No significant difference was observed for oozing/crust and lichenification parameters vs. control. This does not negate the possibility of an effect. It is essential to recognise that the baseline prevalence of patients reporting these symptoms was relatively low (especially in the control group), indicating insufficient representation. Furthermore, it may be a process where improvement cannot be seen within eight weeks of treatment. Exploring these parameters in a study involving more patients in more advanced stages might yield a different outcome. This observation aligns with the typical prescription pattern of the medicinal product in the early stages of acute atopic dermatitis episodes [
8]. The available clinical data suggest that the medicinal product may prevent the progression of symptoms toward oozing/crust formation and lichenification [
4,
5,
6].
The treatment guidelines for atopic dermatitis recommend skin-care products as a baseline measure [
3]. Basic skin care ought to improve the condition of dry skin. It is therefore not surprising that the control preparation significantly improved skin dryness to an extent where the treatment with the creams with the single active constituents did not provide better results. However, the effect of the combination of levomenol and heparin was statistically significant compared to the control, justifying its use and providing additional benefit for the prevention and treatment of episodes of atopic dermatitis.

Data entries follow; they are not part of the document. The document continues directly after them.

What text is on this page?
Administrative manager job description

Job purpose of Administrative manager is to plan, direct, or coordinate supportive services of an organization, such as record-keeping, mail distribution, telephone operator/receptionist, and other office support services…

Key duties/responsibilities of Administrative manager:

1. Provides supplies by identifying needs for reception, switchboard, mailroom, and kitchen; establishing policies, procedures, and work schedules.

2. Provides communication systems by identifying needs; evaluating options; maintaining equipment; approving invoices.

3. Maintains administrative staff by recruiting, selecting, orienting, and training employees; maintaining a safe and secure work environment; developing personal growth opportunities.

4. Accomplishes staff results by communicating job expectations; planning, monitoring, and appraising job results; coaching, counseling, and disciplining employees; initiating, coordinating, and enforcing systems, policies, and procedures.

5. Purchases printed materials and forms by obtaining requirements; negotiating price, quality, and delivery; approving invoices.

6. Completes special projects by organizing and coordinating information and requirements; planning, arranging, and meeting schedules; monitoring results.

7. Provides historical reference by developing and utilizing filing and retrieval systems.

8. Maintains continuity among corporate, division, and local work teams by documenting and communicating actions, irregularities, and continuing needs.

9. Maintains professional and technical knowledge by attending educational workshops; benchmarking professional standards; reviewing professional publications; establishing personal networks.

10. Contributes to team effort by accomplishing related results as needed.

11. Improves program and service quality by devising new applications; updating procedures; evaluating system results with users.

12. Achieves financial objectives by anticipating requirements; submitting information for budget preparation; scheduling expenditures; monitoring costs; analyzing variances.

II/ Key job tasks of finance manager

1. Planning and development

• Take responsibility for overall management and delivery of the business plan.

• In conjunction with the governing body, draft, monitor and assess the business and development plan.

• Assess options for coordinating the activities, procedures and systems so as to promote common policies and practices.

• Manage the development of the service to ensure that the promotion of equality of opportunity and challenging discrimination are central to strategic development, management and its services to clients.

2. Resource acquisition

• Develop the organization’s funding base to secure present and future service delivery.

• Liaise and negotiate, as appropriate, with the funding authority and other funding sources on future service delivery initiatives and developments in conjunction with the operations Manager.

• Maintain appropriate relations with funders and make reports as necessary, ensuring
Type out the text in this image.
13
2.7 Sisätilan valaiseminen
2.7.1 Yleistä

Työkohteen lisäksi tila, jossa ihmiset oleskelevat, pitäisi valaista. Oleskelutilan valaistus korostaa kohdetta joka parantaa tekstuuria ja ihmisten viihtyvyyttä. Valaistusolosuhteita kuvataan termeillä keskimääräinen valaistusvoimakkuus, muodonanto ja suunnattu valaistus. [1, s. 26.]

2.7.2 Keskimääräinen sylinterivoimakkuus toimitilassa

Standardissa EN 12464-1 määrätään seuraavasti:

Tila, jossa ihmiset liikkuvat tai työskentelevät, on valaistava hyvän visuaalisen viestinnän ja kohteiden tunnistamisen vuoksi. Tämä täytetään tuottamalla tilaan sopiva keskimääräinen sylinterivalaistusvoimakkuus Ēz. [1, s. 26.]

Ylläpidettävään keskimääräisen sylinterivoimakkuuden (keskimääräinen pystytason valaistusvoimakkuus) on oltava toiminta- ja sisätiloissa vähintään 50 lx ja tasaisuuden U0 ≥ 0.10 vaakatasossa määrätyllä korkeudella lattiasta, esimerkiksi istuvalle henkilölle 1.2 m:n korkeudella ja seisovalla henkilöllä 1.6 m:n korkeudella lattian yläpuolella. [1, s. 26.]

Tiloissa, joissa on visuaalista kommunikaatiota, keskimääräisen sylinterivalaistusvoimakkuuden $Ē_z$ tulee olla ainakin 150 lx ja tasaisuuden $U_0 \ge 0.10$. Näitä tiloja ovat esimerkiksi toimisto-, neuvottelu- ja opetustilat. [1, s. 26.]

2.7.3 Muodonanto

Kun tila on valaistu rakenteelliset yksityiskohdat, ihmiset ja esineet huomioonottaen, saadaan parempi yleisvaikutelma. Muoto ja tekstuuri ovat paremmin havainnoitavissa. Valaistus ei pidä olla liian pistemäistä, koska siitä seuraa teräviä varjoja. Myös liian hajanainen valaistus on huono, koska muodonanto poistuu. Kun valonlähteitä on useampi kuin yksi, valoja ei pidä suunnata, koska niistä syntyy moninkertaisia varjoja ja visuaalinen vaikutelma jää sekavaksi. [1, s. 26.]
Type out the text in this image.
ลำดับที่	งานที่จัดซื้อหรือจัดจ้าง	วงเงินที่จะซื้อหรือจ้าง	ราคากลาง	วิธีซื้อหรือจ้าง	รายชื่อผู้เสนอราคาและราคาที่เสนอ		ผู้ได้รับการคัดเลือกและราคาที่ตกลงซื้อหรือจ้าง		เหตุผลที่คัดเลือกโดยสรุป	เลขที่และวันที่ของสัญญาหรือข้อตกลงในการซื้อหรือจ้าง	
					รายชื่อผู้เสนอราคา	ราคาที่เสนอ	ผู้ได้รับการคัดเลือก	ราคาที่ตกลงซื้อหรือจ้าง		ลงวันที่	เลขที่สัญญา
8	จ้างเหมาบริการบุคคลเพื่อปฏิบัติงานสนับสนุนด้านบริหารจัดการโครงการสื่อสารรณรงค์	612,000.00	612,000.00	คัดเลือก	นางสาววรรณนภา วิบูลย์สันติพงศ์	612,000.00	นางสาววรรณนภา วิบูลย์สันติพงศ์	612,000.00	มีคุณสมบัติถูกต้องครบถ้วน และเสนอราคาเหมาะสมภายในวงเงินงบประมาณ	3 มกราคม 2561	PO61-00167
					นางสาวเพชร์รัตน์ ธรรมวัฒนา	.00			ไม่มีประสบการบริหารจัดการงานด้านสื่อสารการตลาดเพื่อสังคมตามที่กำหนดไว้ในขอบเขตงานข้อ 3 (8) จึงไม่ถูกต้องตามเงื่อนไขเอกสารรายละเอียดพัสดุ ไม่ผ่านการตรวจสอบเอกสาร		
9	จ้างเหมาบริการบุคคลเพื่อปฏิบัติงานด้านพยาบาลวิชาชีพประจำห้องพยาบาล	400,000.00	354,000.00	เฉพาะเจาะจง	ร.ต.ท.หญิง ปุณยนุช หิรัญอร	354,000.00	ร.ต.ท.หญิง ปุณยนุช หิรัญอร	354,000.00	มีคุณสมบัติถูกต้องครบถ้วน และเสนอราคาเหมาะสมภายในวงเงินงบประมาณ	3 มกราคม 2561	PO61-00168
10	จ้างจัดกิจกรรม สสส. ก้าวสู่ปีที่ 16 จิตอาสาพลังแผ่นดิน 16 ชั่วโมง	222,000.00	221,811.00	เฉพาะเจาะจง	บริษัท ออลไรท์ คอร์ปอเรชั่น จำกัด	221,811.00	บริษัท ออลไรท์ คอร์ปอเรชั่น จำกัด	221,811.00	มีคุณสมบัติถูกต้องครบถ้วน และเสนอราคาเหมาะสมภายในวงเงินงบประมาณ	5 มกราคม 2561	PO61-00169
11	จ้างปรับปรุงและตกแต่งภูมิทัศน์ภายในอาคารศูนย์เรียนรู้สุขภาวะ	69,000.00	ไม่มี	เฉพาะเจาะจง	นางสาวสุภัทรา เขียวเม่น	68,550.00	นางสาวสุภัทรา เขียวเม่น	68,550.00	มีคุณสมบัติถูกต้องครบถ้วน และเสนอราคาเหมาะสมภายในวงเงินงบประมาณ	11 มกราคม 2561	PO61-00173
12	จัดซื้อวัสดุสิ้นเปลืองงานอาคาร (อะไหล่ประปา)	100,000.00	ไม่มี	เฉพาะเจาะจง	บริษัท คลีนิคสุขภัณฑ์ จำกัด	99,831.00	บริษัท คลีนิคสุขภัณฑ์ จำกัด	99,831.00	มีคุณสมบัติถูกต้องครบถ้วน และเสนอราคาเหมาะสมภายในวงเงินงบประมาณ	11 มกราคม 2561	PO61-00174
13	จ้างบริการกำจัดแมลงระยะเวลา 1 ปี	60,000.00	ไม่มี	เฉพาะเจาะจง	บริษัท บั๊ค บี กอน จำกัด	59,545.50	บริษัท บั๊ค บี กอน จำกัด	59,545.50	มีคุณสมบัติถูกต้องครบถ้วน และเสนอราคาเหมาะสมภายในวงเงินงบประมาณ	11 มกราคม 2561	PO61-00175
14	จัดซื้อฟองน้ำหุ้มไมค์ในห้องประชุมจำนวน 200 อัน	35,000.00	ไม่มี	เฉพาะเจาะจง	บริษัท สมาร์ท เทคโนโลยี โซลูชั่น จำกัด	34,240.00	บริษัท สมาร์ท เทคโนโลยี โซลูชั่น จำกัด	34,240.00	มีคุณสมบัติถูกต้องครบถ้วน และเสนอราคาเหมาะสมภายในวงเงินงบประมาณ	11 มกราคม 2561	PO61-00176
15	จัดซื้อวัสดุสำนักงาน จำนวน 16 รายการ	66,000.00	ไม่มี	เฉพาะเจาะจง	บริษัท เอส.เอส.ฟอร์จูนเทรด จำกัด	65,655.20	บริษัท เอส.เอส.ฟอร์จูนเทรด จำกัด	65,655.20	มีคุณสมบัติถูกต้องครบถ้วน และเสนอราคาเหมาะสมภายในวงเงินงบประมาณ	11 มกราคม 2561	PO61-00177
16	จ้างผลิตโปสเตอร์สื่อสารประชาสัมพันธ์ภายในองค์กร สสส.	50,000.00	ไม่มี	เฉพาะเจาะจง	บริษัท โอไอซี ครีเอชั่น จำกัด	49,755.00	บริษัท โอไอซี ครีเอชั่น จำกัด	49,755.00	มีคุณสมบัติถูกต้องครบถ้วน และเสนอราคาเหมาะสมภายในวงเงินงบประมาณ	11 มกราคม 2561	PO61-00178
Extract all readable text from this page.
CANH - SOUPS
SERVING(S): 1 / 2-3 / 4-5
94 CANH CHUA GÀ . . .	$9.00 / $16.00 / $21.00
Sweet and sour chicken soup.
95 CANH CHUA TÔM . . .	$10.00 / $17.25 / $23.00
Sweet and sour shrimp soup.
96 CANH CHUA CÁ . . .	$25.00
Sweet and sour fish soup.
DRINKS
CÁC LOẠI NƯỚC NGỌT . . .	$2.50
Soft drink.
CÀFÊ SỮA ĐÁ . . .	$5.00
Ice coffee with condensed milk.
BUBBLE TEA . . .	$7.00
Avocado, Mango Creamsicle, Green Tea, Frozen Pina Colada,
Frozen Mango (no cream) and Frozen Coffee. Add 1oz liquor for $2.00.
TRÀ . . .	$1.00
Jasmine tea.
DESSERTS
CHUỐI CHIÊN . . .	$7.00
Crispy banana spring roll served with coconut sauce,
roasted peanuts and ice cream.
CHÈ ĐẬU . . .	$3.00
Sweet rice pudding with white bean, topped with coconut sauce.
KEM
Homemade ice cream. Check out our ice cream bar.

Heparin had a better effect on sleep loss compared to levomenol. Remarkably, after one month of treatment, their combined effect exceeded mere summation, and by the end of eight weeks, the combination’s effect was more than additive. The anticipated direct association between sleep loss and pruritus and the conjecture that the anti-inflammatory effects of levomenol might give this substance an advantage over heparin were not evident. In contrast, after eight weeks, both single active constituents had similar effects on excoriations and on the inflamed body area, with the combination remaining considerably more potent. The effect of heparin on the inflamed body area manifested earlier than that of levomenol.
The limitations of this study are the relatively small patient numbers in the analysed subgroups, especially those patients with symptoms related to the more advanced stages in episodes of atopic dermatitis. This is mainly due to the authorized use of the study medication in the early phases of episodes. Overall, however, the combination of levomenol and heparin offers notable advantages in treating atopic dermatitis. The combination’s effects make it suitable for early intervention during episodes of atopic dermatitis, a fact substantiated by documented clinical trials [
4,
5]. Moreover, its proven efficacy in clinical trials suggests its applicability not only in the early stages of atopic dermatitis episodes but also, potentially, in more advanced stages, such as when it is used in conjunction with a TCS or TCI. Furthermore, the combination of heparin and levomenol can be used for relapse prophylaxis and proactive therapy, which can extend the TCS- or TCI-free interval or reduce their use. Current experience suggests that this form of therapy may reduce the requirement for immunosuppressants such as corticosteroids and calcineurin inhibitors [
8].
The main advantages of combining topical levomenol and heparin for the treatment of atopic dermatitis are the distinct effects on pruritus, erythema, excoriations, and general skin dryness, as well as reductions in inflamed body area and in symptom-related sleeplessness. The proven efficacy of the combination suggests that it is eligible for use in early interventions in episodes of atopic dermatitis and possibly also in more advanced stages, e.g., in combination with a TCS or TCI.